Dix-sept ans ans qu'on en parle, dix-sept ans qu'on l'attend, au point qu'on finissait par se demander s'il sortirait un jour de terre. Maintes fois reporté, le campus interdisciplinaire Artem – pour "ARt-TEchnologie-Management" –, qui fut longtemps l'un des plus gros projets universitaires français, devrait enfin prendre vie en 2017. Si un nouveau grain de sable ne vient pas enrayer la machine, les 270 étudiants de l'Ensad (École nationale d'art et de design) de Nancy devraient faire leur rentrée 2016 sur le campus dessiné par Nicolas Michelin. Et rejoindre ainsi les 900 élèves de l'École des mines de Nancy, installés depuis 2012.

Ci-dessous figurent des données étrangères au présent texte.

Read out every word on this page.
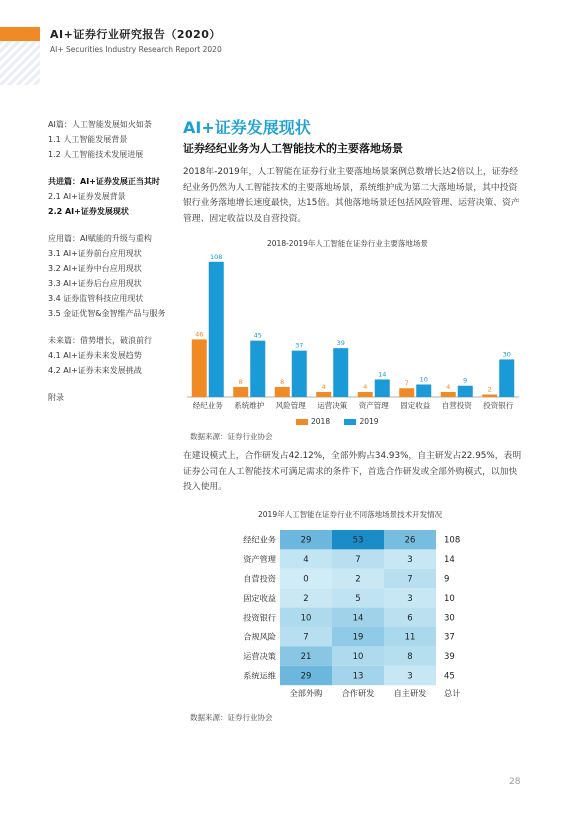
AI+证券行业研究报告（2020）
AI+ Securities Industry Research Report 2020
AI篇：人工智能发展如火如荼
1.1 人工智能发展背景
1.2 人工智能技术发展进展
共进篇：AI+证券发展正当其时
2.1 AI+证券发展背景
2.2 AI+证券发展现状
应用篇：AI赋能的升级与重构
3.1 AI+证券前台应用现状
3.2 AI+证券中台应用现状
3.3 AI+证券后台应用现状
3.4 证券监管科技应用现状
3.5 金证优智&金智维产品与服务
未来篇：借势增长，破浪前行
4.1 AI+证券未来发展趋势
4.2 AI+证券未来发展挑战
附录
AI+证券发展现状
证券经纪业务为人工智能技术的主要落地场景
2018年-2019年，人工智能在证券行业主要落地场景案例总数增长达2倍以上，证券经纪业务仍然为人工智能技术的主要落地场景，系统维护成为第二大落地场景，其中投资银行业务落地增长速度最快，达15倍。其他落地场景还包括风险管理、运营决策、资产管理、固定收益以及自营投资。
2018-2019年人工智能在证券行业主要落地场景
46
108
经纪业务
8
45
系统维护
8
37
风险管理
4
39
运营决策
4
14
资产管理
7 10
固定收益
4
9
自营投资
2
30
投资银行
2018	2019
数据来源：证券行业协会
在建设模式上，合作研发占42.12%，全部外购占34.93%，自主研发占22.95%，表明证券公司在人工智能技术可满足需求的条件下，首选合作研发或全部外购模式，以加快投入使用。
2019年人工智能在证券行业不同落地场景技术开发情况
经纪业务	29	53	26	108
资产管理	4	7	3	14
自营投资	0	2	7	9
固定收益	2	5	3	10
投资银行	10	14	6	30
合规风险	7	19	11	37
运营决策	21	10	8	39
系统运维	29	13	3	45
全部外购 合作研发 自主研发 总计
数据来源：证券行业协会
28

Troisième membre de l'Alliance Artem, l'ICN, dont les bâtiments sont encore en cours de construction, espère bien poser ses cartons à l'automne 2017. L'arrivée de ses 3.000 étudiants portera à 4.000 et à terme à 5.500 le nombre de résidents du campus, installé dans 85.000 mètres carrés de bâtiments.
Cet emménagement est attendu avec impatience par les personnels et les étudiants de l'école d'art et de l'école de commerce, qui rongent leur frein depuis des années : "Au début, la livraison des locaux de l'ICN avait été annoncée pour 2004, se souvient Jérôme Caby, qui a dirigé l'école de management jusqu'en 2015. Quand je suis arrivé en 2009, elle était promise pour 2013-2014… Finalement cela aura encore pris trois ans… Cela a été un cauchemar pour les directeurs successifs et un sujet de frustration pour les équipes."

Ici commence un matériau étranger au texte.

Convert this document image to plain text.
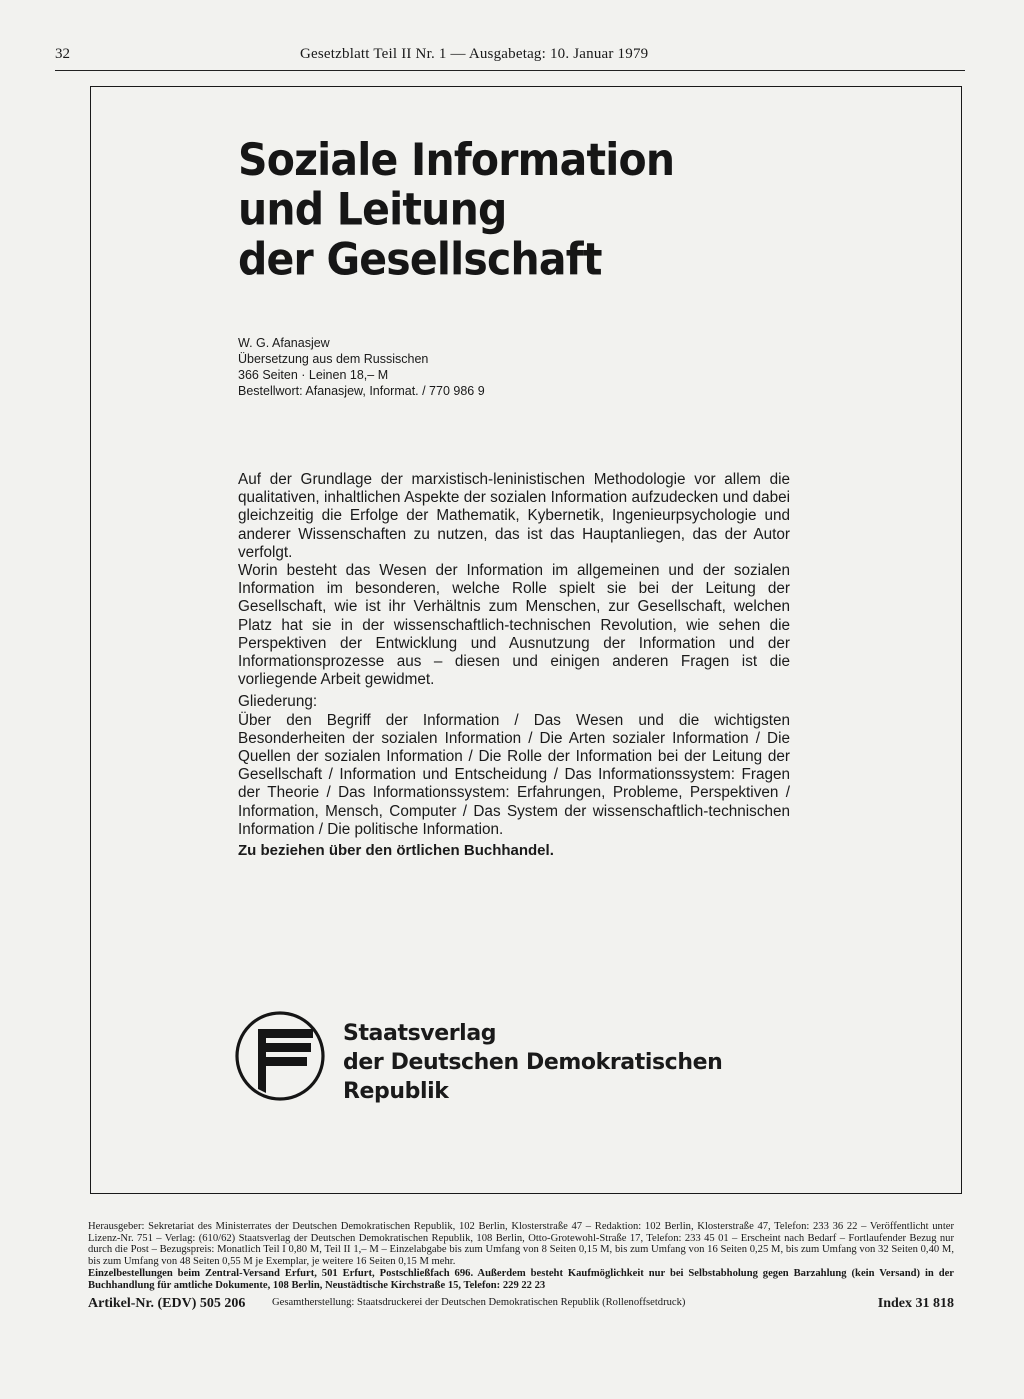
32	Gesetzblatt Teil II Nr. 1 — Ausgabetag: 10. Januar 1979
Soziale Information
und Leitung
der Gesellschaft
W. G. Afanasjew
Übersetzung aus dem Russischen
366 Seiten · Leinen 18,– M
Bestellwort: Afanasjew, Informat. / 770 986 9

Auf der Grundlage der marxistisch-leninistischen Methodologie vor allem die qualitativen, inhaltlichen Aspekte der sozialen Information aufzudecken und dabei gleichzeitig die Erfolge der Mathematik, Kybernetik, Ingenieurpsychologie und anderer Wissenschaften zu nutzen, das ist das Hauptanliegen, das der Autor verfolgt.

Worin besteht das Wesen der Information im allgemeinen und der sozialen Information im besonderen, welche Rolle spielt sie bei der Leitung der Gesellschaft, wie ist ihr Verhältnis zum Menschen, zur Gesellschaft, welchen Platz hat sie in der wissenschaftlich-technischen Revolution, wie sehen die Perspektiven der Entwicklung und Ausnutzung der Information und der Informationsprozesse aus – diesen und einigen anderen Fragen ist die vorliegende Arbeit gewidmet.

Gliederung:

Über den Begriff der Information / Das Wesen und die wichtigsten Besonderheiten der sozialen Information / Die Arten sozialer Information / Die Quellen der sozialen Information / Die Rolle der Information bei der Leitung der Gesellschaft / Information und Entscheidung / Das Informationssystem: Fragen der Theorie / Das Informationssystem: Erfahrungen, Probleme, Perspektiven / Information, Mensch, Computer / Das System der wissenschaftlich-technischen Information / Die politische Information.

Zu beziehen über den örtlichen Buchhandel.
Staatsverlag
der Deutschen Demokratischen
Republik

Herausgeber: Sekretariat des Ministerrates der Deutschen Demokratischen Republik, 102 Berlin, Klosterstraße 47 – Redaktion: 102 Berlin, Klosterstraße 47, Telefon: 233 36 22 – Veröffentlicht unter Lizenz-Nr. 751 – Verlag: (610/62) Staatsverlag der Deutschen Demokratischen Republik, 108 Berlin, Otto-Grotewohl-Straße 17, Telefon: 233 45 01 – Erscheint nach Bedarf – Fortlaufender Bezug nur durch die Post – Bezugspreis: Monatlich Teil I 0,80 M, Teil II 1,– M – Einzelabgabe bis zum Umfang von 8 Seiten 0,15 M, bis zum Umfang von 16 Seiten 0,25 M, bis zum Umfang von 32 Seiten 0,40 M, bis zum Umfang von 48 Seiten 0,55 M je Exemplar, je weitere 16 Seiten 0,15 M mehr.

Einzelbestellungen beim Zentral-Versand Erfurt, 501 Erfurt, Postschließfach 696. Außerdem besteht Kaufmöglichkeit nur bei Selbstabholung gegen Barzahlung (kein Versand) in der Buchhandlung für amtliche Dokumente, 108 Berlin, Neustädtische Kirchstraße 15, Telefon: 229 22 23

Artikel-Nr. (EDV) 505 206	Gesamtherstellung: Staatsdruckerei der Deutschen Demokratischen Republik (Rollenoffsetdruck)	Index 31 818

Un projet titanesque soutenu par louis schweitzer
Pour comprendre comment un projet si ambitieux a pu être imaginé dans une ville de 107.000 habitants – 266.000 pour l'agglomération -, il faut revenir à 1999. Le directeur de l'École des mines et ses collègues de l'ICN et de ce qu'on appelle alors encore les "Beaux-arts de Nancy" imaginent un campus commun. "Il s'agit alors de rapprocher les formations, de décloisonner les disciplines afin de mieux répondre aux besoins des entreprises du territoire en matière d'innovation", résume la coordinatrice de l'Alliance Artem, Raphaëlle Friot.
Aujourd'hui investie par de nombreux établissements concurrents, à l'instar de l'Alliance Centrale-Audencia-Ensa à Nantes, l'idée de croisement des compétences, a fortiori avec une école d'art, est alors "très en avance sur son temps", insiste François Rousseau, directeur général de Mines Nancy. Ce projet de campus est aussi l'occasion de doter les trois écoles d'espaces mieux adaptés aux nouvelles pédagogies et à la croissance de leurs effectifs.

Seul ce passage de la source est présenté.